We advise CEOs who travel the globe operating huge business enterprises, and an athlete whose quests include finding gaps in the defensive line and ways to convince at-risk youth to stay in school and on the straight-and-narrow. We work with grandmothers who are paying for college for their grandchildren and grandmothers getting their degrees themselves. We work with those who have concluded there is no God, and those whose life’s work is spreading the teachings of any number of Supreme Personal Deities.
Our clients include just about anyone’s definition of family, from split families, blended families, divorced families and those who have opened their homes to those less fortunate. Our clients include couples married for more than a half-century, and those who are — according to census definitions — practicing co-habitation.
So, what does this have to do with investing, the market, or our work at Lakeside?
From our perspective, it is critically important. We’ve always done our best to be completely open-minded. That means understanding that the mindset of a CPA is probably different than the mindset of a PR agency owner. Heck, it means that two CPAs could, and probably do, have a completely different mindset and value system. Only by taking the time to learn about each of our clients, who they are and what they hold as important, can we be successful in serving their needs. By this means of discovery we became more intelligent and successful in our work.
What is interesting is that business schools don’t teach this. Merrill Lynch, UBS or Morgan Stanley doesn’t teach young, freshly minted brokers the importance of relationships and the value of listening and learning from those around them.
When we do ask people about what makes them tick, we often take cheap-and-easy shortcuts. We default to politics or religion, thinking those bellwether issues will give us quick insight. More often than not, those conversations immediately bring up walls that preclude learning. Go a year without bringing up either one and watch your own knowledge expand.

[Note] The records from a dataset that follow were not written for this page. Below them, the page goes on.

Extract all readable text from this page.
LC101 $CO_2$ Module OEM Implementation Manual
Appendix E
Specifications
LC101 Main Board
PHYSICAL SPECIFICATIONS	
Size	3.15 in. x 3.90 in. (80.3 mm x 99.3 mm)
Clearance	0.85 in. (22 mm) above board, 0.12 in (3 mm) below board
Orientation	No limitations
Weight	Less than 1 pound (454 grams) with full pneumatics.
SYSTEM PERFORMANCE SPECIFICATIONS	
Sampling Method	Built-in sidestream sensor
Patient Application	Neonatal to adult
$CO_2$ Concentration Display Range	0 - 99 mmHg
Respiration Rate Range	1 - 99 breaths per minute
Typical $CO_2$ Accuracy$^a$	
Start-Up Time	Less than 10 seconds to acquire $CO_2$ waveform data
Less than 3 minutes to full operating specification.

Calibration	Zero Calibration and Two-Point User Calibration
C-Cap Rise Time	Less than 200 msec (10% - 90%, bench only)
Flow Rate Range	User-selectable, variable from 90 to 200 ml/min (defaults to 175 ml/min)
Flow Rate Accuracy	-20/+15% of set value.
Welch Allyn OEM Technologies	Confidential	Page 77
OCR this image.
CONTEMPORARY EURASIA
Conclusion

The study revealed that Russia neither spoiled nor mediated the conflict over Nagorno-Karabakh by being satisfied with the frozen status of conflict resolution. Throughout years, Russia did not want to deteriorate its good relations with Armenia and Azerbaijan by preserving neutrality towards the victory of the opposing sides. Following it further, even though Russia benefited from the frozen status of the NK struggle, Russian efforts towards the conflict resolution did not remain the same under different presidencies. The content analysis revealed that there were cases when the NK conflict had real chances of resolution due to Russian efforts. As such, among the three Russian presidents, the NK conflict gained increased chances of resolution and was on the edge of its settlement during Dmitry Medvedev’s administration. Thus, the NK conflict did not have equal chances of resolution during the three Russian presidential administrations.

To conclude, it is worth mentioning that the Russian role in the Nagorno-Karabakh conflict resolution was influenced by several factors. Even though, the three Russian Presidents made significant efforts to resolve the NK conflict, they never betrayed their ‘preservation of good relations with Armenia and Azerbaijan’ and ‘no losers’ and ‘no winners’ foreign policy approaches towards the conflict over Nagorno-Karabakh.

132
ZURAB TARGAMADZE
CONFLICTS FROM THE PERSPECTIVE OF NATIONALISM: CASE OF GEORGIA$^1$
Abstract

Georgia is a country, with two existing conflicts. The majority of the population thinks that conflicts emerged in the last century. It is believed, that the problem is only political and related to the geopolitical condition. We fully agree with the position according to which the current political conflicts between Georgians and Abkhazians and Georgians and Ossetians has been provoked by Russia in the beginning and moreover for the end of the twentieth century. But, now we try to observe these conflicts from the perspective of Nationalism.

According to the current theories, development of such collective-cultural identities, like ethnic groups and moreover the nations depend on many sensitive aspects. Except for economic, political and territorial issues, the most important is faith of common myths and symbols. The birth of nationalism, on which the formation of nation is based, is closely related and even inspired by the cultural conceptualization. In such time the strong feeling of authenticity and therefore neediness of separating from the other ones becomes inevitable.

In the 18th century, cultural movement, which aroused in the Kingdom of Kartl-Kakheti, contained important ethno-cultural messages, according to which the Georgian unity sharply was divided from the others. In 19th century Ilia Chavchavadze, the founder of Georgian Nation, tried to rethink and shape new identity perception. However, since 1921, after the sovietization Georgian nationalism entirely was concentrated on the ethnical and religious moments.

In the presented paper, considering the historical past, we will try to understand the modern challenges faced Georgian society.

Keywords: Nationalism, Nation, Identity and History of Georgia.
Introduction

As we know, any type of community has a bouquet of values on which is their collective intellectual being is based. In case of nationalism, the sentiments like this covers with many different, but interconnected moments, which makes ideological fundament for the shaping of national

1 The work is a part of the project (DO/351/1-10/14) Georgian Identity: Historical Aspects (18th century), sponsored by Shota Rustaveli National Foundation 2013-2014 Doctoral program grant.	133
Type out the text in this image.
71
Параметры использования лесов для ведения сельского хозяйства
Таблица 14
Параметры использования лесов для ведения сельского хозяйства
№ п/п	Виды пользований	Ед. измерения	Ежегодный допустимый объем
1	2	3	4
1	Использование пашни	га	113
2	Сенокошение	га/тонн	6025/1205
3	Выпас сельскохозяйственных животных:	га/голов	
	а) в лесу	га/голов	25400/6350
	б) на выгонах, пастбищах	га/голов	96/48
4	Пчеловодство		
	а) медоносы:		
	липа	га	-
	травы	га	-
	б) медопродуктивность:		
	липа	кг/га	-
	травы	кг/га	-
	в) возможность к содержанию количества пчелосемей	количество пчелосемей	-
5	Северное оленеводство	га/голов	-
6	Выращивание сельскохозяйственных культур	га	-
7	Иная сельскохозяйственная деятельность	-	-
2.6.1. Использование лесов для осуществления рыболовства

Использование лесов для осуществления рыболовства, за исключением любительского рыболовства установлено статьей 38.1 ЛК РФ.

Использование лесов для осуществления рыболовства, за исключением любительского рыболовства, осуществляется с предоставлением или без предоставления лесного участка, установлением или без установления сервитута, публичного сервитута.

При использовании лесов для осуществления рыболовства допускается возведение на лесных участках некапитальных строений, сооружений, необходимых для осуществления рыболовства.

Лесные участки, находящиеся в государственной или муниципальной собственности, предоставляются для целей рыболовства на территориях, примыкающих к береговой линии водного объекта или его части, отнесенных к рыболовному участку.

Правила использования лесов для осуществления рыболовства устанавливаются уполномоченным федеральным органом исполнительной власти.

You may not know it, but we discriminate at Lakeside.
Before we agree to sign a client, Jeff and I need to be convinced of two things: First, that the client offers a positive influence. We firmly believe that every person has the potential to be a positive or negative influence on those around him or her. We are only interested in working with the former.
Our second prerequisite is that our clients need to have a demonstrated respect for others. Our clients expect that we respect them, and in turn, we expect it of our clients. We created this bright-line rule years ago when Lakeside was a much smaller company. We had a potential client come to us with more than $100 million to invest - an amount that would have leapfrogged our growth. The only problem was that the potential client was so unctuous and unsavory; we felt the need to wash our hands every time we met him. We ultimately turned him down and haven’t regretted that decision for a second.
So, what is the point of this long, arguably verbose, polemic?
It means that Jeff and I are fortunate to have you as a client, and we are thankful of the diversity of Lakeside roster. We are better people for it and hope you see benefit in it as well.
Moreover, we hope that as you read this, you may decide to involve yourself with a person whose background isn’t similar to yours, as we’ve done at Lakeside. By doing so, we believe you will come across someone who makes you smarter, wiser, more successful or more diverse. If that is not a good enough reason, then know that what you learn just might make you richer.